Imaginez ! En peu de temps, presque dans le même mois, et son père et sa mère et son frère ont pris séparément le chemin de la rue du cimetière la laissant désarçonnée après ces uppercuts qu'elle reçut dans la gueule à coups redoublés.

Et je la vois sourire, je l'entends même rire dans cette pièce blanche mais si son sourire l'illumine, si son rire cascade, ses yeux, ses yeux brûlants de pourquoi et de comment sont comme des balises dans un océan perdu.

Et des larmes alors restent suspendues quand un de ses gosses se pointe et vient chercher un baiser dans les bras de cette femme déboussolée.

 

En fait son intelligence la sauve et sa féminité la protège.

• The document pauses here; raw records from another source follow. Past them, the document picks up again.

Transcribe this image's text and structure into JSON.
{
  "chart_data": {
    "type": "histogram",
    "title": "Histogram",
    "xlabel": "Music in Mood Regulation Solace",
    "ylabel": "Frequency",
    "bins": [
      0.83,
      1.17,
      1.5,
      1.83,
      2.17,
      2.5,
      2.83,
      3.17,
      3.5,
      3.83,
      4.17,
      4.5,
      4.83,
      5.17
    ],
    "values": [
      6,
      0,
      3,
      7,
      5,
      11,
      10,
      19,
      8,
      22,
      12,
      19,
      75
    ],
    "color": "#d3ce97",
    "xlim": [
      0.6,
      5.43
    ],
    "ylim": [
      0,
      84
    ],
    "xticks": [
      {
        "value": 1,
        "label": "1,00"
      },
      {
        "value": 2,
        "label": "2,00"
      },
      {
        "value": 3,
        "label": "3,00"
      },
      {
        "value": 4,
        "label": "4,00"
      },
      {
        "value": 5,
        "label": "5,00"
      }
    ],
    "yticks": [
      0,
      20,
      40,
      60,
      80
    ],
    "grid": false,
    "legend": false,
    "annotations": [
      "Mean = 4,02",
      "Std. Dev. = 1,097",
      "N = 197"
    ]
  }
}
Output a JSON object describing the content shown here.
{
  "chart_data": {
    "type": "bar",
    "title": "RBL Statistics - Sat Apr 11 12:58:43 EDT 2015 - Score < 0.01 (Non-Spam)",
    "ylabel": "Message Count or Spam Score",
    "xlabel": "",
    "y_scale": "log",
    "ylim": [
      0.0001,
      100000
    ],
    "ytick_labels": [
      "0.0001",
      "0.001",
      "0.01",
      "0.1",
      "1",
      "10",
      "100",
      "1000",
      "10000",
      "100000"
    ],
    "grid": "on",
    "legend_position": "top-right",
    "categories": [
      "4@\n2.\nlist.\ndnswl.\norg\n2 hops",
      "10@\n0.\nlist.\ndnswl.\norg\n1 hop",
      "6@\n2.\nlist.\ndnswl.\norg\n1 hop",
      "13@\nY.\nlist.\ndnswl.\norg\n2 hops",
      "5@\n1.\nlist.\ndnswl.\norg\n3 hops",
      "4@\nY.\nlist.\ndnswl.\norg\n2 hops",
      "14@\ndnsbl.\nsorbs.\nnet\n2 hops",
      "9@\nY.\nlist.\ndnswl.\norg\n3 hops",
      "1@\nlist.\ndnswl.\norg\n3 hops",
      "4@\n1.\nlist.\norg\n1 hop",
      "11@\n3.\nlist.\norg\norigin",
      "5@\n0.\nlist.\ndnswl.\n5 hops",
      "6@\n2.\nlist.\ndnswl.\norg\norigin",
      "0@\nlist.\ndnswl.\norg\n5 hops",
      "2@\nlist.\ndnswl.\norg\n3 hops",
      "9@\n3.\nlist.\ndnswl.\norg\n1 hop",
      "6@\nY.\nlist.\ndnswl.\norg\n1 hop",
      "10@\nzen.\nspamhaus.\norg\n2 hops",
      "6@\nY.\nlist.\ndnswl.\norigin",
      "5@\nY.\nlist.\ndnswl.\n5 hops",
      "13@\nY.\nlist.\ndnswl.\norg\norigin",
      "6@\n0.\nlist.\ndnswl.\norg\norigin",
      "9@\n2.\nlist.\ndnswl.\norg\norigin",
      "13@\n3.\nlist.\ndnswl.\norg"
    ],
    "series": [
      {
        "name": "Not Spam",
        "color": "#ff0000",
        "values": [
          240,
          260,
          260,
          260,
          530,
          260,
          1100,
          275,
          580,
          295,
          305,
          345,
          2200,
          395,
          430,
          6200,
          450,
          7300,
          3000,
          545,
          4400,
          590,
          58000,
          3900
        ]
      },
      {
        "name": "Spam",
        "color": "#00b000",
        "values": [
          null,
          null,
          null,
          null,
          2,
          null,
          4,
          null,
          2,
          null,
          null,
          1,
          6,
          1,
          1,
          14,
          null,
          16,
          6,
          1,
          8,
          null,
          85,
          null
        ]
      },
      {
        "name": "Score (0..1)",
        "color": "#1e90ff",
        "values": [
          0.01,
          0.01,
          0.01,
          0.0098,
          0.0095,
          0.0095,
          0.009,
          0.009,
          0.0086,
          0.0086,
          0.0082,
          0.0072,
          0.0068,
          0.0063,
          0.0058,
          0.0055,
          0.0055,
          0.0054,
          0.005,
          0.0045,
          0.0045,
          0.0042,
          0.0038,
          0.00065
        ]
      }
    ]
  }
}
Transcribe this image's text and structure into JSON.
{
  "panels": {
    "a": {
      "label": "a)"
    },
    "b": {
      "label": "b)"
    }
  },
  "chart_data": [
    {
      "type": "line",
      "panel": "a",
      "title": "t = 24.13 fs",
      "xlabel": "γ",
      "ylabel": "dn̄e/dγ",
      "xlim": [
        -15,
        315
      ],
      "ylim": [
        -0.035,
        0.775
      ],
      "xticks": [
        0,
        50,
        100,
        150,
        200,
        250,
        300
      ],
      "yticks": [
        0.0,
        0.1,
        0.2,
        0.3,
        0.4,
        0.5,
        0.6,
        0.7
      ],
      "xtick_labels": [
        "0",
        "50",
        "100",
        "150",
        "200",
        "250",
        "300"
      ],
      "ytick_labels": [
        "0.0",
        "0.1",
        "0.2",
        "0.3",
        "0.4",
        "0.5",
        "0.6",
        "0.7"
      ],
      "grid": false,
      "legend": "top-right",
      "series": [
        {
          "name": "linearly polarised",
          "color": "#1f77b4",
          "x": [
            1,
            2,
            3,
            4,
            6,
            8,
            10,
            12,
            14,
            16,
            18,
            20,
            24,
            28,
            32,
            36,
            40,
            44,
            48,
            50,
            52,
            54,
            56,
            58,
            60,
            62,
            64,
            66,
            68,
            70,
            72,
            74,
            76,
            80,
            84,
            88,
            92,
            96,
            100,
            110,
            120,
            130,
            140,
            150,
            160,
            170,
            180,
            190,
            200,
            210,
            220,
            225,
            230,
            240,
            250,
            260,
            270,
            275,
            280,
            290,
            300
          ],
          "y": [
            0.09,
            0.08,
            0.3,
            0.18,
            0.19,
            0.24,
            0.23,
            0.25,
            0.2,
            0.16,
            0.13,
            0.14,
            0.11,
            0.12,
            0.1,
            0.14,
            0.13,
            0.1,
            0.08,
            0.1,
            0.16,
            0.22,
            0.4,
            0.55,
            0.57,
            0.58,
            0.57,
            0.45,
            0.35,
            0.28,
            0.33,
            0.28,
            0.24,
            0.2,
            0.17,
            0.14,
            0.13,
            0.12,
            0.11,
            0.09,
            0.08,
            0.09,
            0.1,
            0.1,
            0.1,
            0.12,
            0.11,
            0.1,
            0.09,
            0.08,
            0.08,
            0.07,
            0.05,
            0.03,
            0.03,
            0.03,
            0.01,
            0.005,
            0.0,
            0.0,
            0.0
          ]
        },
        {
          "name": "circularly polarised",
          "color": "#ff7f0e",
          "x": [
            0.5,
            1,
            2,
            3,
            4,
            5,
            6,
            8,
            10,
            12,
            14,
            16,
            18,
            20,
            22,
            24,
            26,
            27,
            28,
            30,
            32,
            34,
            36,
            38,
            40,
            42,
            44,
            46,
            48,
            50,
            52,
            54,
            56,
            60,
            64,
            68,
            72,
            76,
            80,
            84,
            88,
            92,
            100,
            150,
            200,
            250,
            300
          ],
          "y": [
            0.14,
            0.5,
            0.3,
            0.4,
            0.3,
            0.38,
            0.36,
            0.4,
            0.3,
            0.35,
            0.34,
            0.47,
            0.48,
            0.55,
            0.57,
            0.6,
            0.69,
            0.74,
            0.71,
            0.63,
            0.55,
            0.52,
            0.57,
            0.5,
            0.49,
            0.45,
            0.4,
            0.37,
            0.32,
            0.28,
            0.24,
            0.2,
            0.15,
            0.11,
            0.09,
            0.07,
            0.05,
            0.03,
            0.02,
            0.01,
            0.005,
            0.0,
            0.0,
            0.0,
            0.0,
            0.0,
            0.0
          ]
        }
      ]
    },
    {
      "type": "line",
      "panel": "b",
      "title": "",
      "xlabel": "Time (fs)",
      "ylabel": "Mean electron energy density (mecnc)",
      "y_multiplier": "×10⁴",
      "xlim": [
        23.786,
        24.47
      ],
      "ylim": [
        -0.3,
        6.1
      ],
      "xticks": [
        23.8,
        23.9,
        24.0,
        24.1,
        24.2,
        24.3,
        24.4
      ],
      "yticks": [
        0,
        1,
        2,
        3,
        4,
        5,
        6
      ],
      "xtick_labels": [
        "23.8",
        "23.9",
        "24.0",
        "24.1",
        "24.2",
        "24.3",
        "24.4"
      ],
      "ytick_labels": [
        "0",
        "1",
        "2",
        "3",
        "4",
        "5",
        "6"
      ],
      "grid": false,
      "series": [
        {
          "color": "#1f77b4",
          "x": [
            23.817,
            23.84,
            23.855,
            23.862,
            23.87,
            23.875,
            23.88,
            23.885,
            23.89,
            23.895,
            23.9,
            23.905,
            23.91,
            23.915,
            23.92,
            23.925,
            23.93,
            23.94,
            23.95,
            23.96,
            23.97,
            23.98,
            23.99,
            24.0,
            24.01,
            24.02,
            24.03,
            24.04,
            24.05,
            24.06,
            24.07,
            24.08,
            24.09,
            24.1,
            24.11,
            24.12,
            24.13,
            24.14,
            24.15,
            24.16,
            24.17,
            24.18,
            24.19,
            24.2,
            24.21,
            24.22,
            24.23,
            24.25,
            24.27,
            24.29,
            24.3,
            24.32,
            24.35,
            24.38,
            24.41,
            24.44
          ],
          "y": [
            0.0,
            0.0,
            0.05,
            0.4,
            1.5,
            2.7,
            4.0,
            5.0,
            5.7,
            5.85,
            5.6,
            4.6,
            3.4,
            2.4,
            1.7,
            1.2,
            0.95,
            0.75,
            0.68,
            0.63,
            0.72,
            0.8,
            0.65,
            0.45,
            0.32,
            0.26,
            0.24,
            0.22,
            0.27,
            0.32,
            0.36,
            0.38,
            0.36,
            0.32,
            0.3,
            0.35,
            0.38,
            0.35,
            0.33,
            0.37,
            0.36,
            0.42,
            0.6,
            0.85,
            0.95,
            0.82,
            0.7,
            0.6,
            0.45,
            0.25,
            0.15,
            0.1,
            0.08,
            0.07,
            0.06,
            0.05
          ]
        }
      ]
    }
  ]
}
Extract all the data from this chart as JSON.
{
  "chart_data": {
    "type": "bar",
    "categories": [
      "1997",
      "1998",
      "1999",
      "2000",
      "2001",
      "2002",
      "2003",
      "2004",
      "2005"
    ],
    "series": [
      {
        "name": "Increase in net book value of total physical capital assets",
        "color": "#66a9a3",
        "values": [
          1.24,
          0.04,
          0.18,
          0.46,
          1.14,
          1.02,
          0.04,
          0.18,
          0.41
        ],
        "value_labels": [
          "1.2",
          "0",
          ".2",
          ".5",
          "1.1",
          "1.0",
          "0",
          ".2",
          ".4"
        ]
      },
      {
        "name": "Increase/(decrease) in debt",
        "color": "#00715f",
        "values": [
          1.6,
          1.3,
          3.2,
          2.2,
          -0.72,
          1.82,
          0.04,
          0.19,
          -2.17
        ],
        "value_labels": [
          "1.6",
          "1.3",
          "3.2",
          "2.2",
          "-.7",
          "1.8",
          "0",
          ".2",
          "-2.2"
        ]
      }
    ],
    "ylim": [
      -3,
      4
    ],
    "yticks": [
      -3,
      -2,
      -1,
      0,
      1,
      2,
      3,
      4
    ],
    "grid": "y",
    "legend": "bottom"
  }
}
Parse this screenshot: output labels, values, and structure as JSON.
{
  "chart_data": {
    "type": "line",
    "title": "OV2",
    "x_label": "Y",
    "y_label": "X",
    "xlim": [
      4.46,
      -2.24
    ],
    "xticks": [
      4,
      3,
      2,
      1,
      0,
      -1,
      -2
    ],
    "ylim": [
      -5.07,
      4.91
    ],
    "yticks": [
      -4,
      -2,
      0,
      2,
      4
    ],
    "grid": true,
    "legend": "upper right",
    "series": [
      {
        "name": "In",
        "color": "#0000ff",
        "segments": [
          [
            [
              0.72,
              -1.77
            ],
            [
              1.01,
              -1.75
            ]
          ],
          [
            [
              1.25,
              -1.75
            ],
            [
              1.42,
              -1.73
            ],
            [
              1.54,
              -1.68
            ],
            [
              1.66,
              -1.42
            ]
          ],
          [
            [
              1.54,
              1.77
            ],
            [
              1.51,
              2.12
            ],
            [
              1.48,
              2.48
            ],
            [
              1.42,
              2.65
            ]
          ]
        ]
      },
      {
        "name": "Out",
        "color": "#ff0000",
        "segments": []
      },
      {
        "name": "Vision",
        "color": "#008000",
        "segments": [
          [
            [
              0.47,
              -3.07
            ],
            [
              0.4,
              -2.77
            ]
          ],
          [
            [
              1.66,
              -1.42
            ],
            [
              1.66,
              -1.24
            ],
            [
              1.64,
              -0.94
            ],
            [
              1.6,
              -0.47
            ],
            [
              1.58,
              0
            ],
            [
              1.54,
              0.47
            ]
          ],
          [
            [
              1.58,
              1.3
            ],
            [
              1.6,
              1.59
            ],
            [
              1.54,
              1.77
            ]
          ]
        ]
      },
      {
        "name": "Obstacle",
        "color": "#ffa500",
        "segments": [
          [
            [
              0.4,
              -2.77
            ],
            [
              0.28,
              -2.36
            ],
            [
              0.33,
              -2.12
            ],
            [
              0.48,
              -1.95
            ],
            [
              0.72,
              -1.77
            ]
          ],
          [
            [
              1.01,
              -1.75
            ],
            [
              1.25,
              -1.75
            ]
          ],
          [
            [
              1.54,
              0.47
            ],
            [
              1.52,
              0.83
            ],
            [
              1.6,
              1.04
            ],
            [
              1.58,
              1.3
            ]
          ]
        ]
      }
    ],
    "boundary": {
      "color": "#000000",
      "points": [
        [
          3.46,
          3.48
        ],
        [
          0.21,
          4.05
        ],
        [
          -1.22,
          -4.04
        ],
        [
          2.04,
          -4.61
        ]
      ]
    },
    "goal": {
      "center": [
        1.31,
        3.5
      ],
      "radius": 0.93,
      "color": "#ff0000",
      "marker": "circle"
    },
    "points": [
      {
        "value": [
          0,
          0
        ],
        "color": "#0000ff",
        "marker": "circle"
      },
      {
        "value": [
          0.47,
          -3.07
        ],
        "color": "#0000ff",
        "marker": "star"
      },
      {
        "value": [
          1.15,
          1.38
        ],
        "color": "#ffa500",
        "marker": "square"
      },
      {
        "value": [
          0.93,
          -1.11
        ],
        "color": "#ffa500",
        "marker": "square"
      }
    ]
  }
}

Intelligence d'avoir su comprendre que la vie est dérisoire dans ses atermoiements, alternant le futile et le cocasse au drame et à la séparation. Elle  a senti que ce rouleau compresseur dans lequel elle évoluait depuis sa naissance la broierait toute entière si elle ne recueillait pas avant tout l'éphémère "subtilité des choses", y compris dans le drame qui la traverse toute entière.

Sa féminité est une armure l'obligeant dans la glace à recomposer la femme qui est en elle et qui la bouscule, offrant ainsi au monde "extérieur" l'image qu'on attend d'elle.

Mais grand Dieu, que de force, que de détermination dans ce petit bout de vie mais aussi que de courage à vouloir s'éloigner des rives où l'attirent ses démons qui la démangent.

 

J'ai fait une pause un jour dans une petite ville du sud.

J'ai fait une pause avant de repartir suivre le chemin de ma vie et le vieil éléphant misanthrope que je suis a une nouvelle fois souri devant cette évidente force des femmes qui ne s'affaiblit que lorsqu'elles se savent seules.

Même et surtout quand elles sont très "entourées", la solitude n'est-ce pas est tellement plus redoutable quand on est coupé en deux.